Presentation #405.02 in the session Moon: Surface and Atmosphere.
A major problem when assessing the potential stability of lunar volatiles from orbit is the limited resolution of the existing temperature data from the Diviner Lunar Radiometer, which averages over variability at small scales. It has previously been found that surface roughness on sunlit terrain at scales down to 10 cm creates “micro cold traps” – unresolved features that expand the Moon’s cold trapping area by 10-20%. Here, we expand this work into the Moon’s polar permanently-shadowed regions (PSRs) by applying illumination and thermal models to 1 metre-per-pixel rough terrain created by upscaling 240 metre-per-pixel digital elevation models (DEMs) produced by the Lunar Orbiter Laser Altimeter (LOLA). We specifically focus on the Lunar Crater Observation and Sensing Satellite (LCROSS) impact site as an opportunity to connect the observed volatile abundances in the impact plume with the modeled subpixel temperatures.

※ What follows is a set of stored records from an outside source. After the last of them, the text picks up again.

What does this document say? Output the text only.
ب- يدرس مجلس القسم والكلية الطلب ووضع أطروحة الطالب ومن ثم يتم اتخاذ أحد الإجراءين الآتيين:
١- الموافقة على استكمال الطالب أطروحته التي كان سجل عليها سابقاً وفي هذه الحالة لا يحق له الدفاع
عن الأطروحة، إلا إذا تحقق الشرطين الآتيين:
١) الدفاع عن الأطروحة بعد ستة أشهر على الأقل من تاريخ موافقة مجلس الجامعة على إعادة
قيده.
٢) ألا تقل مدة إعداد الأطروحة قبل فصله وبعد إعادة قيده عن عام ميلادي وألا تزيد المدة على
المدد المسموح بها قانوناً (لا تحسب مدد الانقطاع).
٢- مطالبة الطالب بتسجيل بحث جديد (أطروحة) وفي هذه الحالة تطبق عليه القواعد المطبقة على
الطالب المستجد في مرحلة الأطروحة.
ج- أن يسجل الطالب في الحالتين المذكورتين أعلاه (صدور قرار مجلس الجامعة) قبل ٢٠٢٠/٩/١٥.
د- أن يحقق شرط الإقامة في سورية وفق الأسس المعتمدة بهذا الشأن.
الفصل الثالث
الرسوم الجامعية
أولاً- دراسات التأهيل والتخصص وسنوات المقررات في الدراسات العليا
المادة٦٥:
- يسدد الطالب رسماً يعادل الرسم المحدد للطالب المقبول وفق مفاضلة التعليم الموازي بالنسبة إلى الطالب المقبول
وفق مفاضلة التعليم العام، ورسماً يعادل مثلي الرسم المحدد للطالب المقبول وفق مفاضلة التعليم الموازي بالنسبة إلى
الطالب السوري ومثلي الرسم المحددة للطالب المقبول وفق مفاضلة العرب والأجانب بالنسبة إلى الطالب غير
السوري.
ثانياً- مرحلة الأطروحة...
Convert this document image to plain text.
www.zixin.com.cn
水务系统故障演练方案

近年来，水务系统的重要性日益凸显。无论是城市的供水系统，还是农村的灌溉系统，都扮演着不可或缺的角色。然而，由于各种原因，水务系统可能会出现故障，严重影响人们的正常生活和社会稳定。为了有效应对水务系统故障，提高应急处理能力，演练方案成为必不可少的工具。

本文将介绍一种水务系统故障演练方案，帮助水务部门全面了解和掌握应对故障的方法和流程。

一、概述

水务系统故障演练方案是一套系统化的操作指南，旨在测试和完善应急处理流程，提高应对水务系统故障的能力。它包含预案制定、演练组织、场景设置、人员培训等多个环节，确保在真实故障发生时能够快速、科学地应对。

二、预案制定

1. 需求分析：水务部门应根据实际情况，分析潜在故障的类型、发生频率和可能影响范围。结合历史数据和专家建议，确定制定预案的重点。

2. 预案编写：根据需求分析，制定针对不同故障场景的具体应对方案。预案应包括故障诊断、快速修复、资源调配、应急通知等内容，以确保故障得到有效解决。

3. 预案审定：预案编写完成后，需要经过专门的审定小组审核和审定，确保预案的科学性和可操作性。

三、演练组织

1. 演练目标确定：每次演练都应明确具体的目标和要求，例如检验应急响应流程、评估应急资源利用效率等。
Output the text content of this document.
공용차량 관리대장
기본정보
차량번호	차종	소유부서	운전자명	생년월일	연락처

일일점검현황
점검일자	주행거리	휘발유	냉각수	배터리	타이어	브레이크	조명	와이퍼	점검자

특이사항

We find that small-scale roughness features create a highly-heterogeneous thermal environment that covers a wide range of temperatures, supporting the idea that temperature measurements made by Diviner are not representative of surface temperatures on human scales. Our modeled surficial cold-trapping areas are inconsistent with LCROSS abundances, suggesting a sub-surficial origin for the observed volatiles. Additionally, we investigate the seasonality of subpixel temperatures, finding that much of the LCROSS impact site experiences extended periods of extremely low temperatures, with nearly the entire Diviner/LOLA pixel remaining below 35 K for at least half of each year.
 Hayne, P.O., Aharonson, O., & Schörghofer, N. Micro cold traps on the Moon. Nat Astron 5, 169–175 (2021).